Elisabeth Ronson from O’Reilly just started a new webinar class today through creativetechs.com, called “Learn to Build iPhone Web Apps.”
It’s not too late to sign up, it’s a 2 hour webinar every Tuesday at 11am PST. Viewing the webinar is free, and the course videos can be purchased at a nice price if you are enrolled now. Find more info here. The first class was today, but that was more an overview, so you could easily jump in on the next session.
One thing that Elisabeth touched on that I think needs more amplification is the question “When should I consider a Web App, and when must I build my App natively?” It turns out that for many types of informational apps, a Web App makes a whole lot of sense, and few people realize just how powerful the iPhone browser is. So many people who want iPhone apps for their businesses or services could actually get by very nicely with a well-written Web App, it’s just that there isn’t much awareness of that option, and there aren’t a lot of designers who are savvy about Safari’s Webkit/HTML5 features.
You *can* build a web app that:
- Has a tab bar interface to separate sections of the app.
- Can play video.
- Can use the accelerometer.
- Can accept simple gestures, like a swipe.
- Can animate UI display and interaction (acceleration, crossfades, etc.)
You *must* build a native app if your app:
- Needs to be able to run standalone without a data connection.
- Uses the iPhone camera for stills or video.
- Is intended to be sold on the App Store, and/or has additional content you want to offer through the App Store.
- Requires more sophisticated animation than WebKit provides, or uses OpenGL.
- Has complex gesture interactions.
If your app can be done as a web app instead of a native app, you get some immediate benefits:
- You don’t need an Apple developer’s account to develop your app.
- You don’t have to go through the app store approval process to publish your app.
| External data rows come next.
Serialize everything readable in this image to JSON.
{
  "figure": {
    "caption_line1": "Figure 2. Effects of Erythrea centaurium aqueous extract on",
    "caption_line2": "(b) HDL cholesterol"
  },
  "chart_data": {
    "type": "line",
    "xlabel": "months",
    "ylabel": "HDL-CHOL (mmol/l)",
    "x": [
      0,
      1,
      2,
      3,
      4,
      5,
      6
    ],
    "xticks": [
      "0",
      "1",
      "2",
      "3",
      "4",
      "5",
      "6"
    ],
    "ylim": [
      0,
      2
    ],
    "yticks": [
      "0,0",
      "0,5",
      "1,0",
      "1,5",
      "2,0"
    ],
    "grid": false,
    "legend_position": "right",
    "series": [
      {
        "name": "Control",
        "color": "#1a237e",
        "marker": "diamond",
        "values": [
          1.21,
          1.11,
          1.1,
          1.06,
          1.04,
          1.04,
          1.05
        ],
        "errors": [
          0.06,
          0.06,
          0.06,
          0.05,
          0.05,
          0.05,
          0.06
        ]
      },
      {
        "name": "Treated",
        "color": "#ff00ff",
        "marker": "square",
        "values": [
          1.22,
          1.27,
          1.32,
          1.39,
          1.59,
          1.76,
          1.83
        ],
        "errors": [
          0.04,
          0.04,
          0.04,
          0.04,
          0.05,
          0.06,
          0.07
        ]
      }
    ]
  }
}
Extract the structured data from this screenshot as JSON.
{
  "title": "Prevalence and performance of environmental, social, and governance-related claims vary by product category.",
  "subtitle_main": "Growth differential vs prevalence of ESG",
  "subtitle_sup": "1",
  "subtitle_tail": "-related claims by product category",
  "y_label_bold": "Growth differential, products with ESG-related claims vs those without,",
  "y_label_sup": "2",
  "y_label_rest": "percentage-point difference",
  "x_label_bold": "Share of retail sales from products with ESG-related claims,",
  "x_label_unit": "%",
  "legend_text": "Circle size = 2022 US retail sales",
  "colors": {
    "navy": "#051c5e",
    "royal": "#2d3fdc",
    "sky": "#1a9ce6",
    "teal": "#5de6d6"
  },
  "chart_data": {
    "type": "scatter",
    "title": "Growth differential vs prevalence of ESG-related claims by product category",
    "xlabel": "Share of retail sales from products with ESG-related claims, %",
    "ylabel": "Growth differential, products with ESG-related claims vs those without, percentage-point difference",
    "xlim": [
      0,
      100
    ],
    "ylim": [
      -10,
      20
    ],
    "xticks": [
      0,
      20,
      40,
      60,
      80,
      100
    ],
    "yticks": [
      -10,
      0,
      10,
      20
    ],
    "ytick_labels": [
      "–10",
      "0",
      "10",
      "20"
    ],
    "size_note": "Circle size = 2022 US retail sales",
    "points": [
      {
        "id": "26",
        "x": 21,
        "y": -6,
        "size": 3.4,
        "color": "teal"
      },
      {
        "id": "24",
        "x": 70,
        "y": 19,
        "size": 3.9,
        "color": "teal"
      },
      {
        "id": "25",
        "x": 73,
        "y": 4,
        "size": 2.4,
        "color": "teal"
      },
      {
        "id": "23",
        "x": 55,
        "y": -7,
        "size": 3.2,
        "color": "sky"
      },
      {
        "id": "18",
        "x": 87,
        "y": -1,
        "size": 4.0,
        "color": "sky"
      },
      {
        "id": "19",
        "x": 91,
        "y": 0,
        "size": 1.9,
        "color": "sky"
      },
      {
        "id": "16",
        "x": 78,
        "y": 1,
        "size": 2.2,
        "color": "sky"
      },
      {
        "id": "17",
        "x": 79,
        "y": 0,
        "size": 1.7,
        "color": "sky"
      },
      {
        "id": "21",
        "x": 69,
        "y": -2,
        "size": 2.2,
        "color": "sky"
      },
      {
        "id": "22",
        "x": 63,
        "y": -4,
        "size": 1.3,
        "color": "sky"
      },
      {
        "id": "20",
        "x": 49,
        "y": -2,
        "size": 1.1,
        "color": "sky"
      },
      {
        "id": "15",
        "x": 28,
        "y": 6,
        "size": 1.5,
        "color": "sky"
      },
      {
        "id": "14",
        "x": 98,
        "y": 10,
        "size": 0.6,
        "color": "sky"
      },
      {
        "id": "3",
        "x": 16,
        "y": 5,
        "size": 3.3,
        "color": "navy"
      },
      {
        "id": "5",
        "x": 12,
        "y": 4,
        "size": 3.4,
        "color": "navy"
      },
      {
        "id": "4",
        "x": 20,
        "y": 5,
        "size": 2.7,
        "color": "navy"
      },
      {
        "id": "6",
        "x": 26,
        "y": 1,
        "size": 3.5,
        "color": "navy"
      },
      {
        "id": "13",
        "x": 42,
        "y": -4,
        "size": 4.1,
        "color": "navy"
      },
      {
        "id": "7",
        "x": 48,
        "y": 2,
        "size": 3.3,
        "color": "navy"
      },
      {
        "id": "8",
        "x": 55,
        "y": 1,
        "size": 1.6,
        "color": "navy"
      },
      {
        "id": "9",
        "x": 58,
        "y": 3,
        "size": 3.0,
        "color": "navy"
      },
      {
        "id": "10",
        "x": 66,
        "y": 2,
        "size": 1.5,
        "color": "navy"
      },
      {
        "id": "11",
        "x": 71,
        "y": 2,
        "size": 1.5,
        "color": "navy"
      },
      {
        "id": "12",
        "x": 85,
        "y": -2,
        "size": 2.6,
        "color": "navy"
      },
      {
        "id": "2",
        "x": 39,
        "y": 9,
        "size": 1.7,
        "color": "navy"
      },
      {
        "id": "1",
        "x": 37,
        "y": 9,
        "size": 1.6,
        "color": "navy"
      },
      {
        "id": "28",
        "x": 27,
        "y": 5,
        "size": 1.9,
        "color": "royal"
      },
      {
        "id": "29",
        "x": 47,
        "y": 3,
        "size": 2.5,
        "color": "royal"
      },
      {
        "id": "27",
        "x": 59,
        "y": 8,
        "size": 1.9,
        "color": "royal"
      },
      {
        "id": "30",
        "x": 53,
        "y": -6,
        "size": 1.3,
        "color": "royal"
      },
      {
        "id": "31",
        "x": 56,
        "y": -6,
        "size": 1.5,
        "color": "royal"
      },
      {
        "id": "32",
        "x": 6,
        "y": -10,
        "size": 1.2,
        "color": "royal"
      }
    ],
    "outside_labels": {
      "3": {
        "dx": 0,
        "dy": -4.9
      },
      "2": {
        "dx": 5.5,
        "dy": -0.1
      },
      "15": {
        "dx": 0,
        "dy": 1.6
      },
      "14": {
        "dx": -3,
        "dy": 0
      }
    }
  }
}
- You don’t have to go through the app store approval process to update your app.
- Apple is not going to stop offering your app.
- You have a very wide range of CSS/HTML tools to choose from to do your development, and a large base of people who know CSS.
- You can push changes to your content, pages, etc. in real time.
- May also run on other WebKit mobile devices. Note that Palm, Android, certain Nokia phones, and certain Blackberries all have Webkit browsers.
More on this subject as the class goes on.